Met Museum: 15 of 77 stolen Indian artefacts returned to India
The Indian Express uncovered the stolen items in collaboration with the International Consortium of Investigative Journalists (ICIJ) and the UK-based Finance Uncovered
An investigative report published by the Indian Express revealed that New York's Metropolitan Museum of Art—affectionately known worldwide as 'The Met'—had in its collection at least 77 Indian artefacts linked to jailed smuggler Subhash Kapoor. The museum has said that 15 of those artefacts have now been returned to India.
On March 15, the Indian Express published a report on 486 Archaeological Survey of India (ASI) antiquities missing from India since 1947. The report was published in association with the International Consortium of Investigative Journalists (ICIJ) and the UK-based Finance Uncovered.
'Since Independence, only 486 antiquities have been reported as missing from the 3,696 monuments protected and maintained by the Archaeological Survey of India (ASI), including 139 from Madhya Pradesh, 95 from Rajasthan and 86 from Uttar Pradesh, according to records accessed by The Indian Express under the Right To Information (RTI) Act,' the report said.
'While these are still missing, the RTI records also show that 305 antiquities have been brought back to India from abroad since 1976, including 292 since 2014. However, as the Parliamentary Standing Committee of Transport, Tourism and Culture points out, these numbers may just be "the tip of the iceberg",' the Indian Express report added.
The Met Museum's director Max Hollein issued a statement earlier this month that “last month, in light of new provenance information, we returned 15 works to India, including the Celestial Dancer, a sculpture that enraptured visitors for decades".
On March 30, the Met issued a statement saying it would “transfer 15 sculptures for return to the government of India, after having learned that the works were illegally removed from India”. It said that all of the works were sold at one point by Subhash Kapoor, a dealer currently serving a prison sentence in India.
Of the 15 items listed in the search warrant, 10 were flagged in the Indian Express report published on March 15. They include the Celestial Dancer, a 1st century BCE yakshi terracotta from West Bengal; a bronze sculpture of the god Revanta Returning from the Hunt (10th century CE); and a 15th century parikara (backplate).
“The Met sets the tone for museums around the world,” Tess Davis, executive director of the Antiquities Coalition, an organisation that works to stop the trafficking of cultural heritage, told ICIJ. “If the Met is letting all of these things fall through the cracks, what hope do we have for the rest of the art market?”
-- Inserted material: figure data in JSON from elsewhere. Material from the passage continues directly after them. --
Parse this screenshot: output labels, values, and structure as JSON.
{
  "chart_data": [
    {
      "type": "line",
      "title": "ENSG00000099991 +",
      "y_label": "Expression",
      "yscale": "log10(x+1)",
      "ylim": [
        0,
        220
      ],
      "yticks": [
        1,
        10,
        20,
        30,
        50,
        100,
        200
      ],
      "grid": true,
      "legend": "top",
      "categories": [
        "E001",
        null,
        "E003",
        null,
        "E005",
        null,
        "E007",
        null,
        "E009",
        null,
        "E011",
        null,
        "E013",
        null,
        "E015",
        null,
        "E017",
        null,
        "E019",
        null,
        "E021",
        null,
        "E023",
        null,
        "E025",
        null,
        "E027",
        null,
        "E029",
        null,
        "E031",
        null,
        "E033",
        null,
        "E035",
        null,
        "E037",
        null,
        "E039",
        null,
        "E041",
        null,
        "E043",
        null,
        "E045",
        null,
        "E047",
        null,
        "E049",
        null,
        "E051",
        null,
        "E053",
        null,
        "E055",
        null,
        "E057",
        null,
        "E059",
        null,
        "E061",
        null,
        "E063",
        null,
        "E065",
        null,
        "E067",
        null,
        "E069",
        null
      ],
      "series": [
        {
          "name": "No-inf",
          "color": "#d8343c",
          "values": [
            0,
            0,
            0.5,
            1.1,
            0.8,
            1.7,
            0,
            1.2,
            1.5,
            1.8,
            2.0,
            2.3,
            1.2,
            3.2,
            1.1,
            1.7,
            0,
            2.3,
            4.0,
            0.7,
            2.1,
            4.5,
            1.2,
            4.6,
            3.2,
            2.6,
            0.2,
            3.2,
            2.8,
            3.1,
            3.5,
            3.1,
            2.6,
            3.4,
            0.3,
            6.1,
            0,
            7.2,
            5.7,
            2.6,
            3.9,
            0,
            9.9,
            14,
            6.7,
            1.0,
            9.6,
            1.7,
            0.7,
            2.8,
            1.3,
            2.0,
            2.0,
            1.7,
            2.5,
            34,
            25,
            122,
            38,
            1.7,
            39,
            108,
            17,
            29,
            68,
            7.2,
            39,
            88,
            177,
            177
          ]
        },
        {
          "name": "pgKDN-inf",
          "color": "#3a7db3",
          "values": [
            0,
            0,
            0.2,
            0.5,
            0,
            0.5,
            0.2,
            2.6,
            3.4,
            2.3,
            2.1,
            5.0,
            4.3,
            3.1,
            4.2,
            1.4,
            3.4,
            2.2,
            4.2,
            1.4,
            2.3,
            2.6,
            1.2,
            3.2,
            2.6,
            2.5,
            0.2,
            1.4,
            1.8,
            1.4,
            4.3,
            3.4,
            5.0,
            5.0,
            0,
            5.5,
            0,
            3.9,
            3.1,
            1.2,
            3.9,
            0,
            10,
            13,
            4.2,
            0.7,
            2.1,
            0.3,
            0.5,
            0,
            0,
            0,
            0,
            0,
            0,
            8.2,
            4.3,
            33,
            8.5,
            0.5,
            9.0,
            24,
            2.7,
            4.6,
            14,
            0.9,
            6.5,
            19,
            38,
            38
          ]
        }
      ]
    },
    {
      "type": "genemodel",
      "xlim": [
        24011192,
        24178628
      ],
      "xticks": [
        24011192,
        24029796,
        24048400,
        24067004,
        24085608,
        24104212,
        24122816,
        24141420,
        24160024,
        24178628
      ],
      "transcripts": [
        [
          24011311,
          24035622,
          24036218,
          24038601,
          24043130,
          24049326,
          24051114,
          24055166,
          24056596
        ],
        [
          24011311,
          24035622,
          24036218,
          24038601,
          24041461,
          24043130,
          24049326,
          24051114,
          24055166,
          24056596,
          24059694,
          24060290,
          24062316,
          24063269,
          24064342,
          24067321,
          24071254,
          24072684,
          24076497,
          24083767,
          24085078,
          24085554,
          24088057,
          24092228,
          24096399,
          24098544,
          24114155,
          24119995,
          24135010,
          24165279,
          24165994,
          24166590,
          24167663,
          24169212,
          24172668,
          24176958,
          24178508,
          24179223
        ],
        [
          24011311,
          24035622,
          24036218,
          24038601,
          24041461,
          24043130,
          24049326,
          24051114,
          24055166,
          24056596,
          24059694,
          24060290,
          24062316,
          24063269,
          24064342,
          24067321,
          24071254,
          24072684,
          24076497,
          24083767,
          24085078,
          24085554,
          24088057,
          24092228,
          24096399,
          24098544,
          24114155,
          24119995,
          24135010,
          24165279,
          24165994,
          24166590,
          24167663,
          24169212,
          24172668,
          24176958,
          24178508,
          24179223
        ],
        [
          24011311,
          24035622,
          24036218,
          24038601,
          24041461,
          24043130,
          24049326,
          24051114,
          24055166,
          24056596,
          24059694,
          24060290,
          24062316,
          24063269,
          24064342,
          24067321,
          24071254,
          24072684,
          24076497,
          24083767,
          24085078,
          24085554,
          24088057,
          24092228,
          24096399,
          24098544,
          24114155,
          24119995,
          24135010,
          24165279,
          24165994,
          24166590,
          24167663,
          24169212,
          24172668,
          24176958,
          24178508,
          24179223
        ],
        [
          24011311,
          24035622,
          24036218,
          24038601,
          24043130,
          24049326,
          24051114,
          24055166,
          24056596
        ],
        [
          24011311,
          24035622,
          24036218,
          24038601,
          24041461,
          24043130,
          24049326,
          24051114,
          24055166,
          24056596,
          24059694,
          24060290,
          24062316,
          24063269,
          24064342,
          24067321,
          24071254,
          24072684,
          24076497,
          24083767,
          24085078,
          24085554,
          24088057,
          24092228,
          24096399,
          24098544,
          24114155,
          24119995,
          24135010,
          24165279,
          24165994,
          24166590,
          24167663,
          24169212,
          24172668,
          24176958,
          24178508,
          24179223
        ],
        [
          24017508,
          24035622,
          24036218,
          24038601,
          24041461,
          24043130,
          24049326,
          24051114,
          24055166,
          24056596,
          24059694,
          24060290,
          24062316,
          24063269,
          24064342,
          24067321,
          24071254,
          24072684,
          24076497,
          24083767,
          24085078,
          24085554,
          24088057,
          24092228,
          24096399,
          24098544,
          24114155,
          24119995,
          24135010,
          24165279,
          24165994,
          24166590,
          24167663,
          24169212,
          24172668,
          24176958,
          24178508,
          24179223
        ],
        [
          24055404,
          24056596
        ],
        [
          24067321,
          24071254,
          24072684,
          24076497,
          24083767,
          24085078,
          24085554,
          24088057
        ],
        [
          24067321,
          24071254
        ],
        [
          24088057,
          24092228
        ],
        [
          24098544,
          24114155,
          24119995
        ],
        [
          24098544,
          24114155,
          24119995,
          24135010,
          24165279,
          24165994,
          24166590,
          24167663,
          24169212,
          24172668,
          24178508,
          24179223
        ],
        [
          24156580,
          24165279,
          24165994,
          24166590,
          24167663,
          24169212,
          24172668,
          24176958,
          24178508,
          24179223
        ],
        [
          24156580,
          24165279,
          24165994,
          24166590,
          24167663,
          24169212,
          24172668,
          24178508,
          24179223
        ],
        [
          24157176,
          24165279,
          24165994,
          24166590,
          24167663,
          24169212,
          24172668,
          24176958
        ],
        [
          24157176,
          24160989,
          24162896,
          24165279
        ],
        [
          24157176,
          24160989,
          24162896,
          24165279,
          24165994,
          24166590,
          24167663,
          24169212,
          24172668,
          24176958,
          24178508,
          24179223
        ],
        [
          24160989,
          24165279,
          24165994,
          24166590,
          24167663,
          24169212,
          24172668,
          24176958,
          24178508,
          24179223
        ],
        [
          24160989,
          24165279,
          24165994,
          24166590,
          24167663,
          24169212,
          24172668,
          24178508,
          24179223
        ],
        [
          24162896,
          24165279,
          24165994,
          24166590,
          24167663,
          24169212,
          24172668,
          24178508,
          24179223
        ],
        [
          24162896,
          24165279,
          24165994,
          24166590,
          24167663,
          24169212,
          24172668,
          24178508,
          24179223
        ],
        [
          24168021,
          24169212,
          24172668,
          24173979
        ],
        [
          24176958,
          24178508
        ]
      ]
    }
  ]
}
Subhash Kapoor has dealt with stolen antiquities across the world. The Manhattan District Attorney’s Office announced the return of 192 antiquities valued at nearly $3.4 million to Pakistan in November last year, Art News reported.
“Subhash Kapoor was one of the world’s most prolific antiquities traffickers, yet thanks to the work of our dedicated investigators and analysts, we have been able to recover thousands of pieces looted by his network,” District attorney Alvin L. Bragg had said in a statement at the time.
Between 2011 and 2022, the DA’s Office and Homeland Security investigations had recovered more than 2,500 items illegally acquired and sold by Kapoor and his network, the DA’s office said, estimating the total value of the recovered items at more than US$143 million.
Further, more than a dozen artefacts linked to Kapoor were seized from Yale’s art gallery in March last year by Homeland Security. Twelve of the thirteen artefacts were allegedly looted from India, and one item originated from Burma. The artefacts have been valued collectively at $1.29 million, according to officials.
In July 2021, the National Gallery of Australia in Canberra said that it will return 14 works from its Asian art collection objects to India. Thirteen of them were purchased from Art of the Past, the Manhattan gallery led by Kapoor. According to National Gallery of Australia director Nick Mitzevich, the 14 objects being returned are collectively valued at $3 million. Among them are six bronze or stone sculptures, a brass processional standard known as an alam, a painted scroll and six photographs.
In June 2021, more than two dozen looted artefacts (estimated to be worth $3.8 million) were returned to Cambodia by Manhattan district attorney Cy Vance, Jr. Among the objects returned were statues of Shiva and the Buddha, as well as artefacts dating back to Cambodia’s Angkor era, which lasted from the 9th to the 15th century. These were all connected to Kapoor.
Subhash Kapoor was given a 10-year sentence in Kumbakonam, India last year.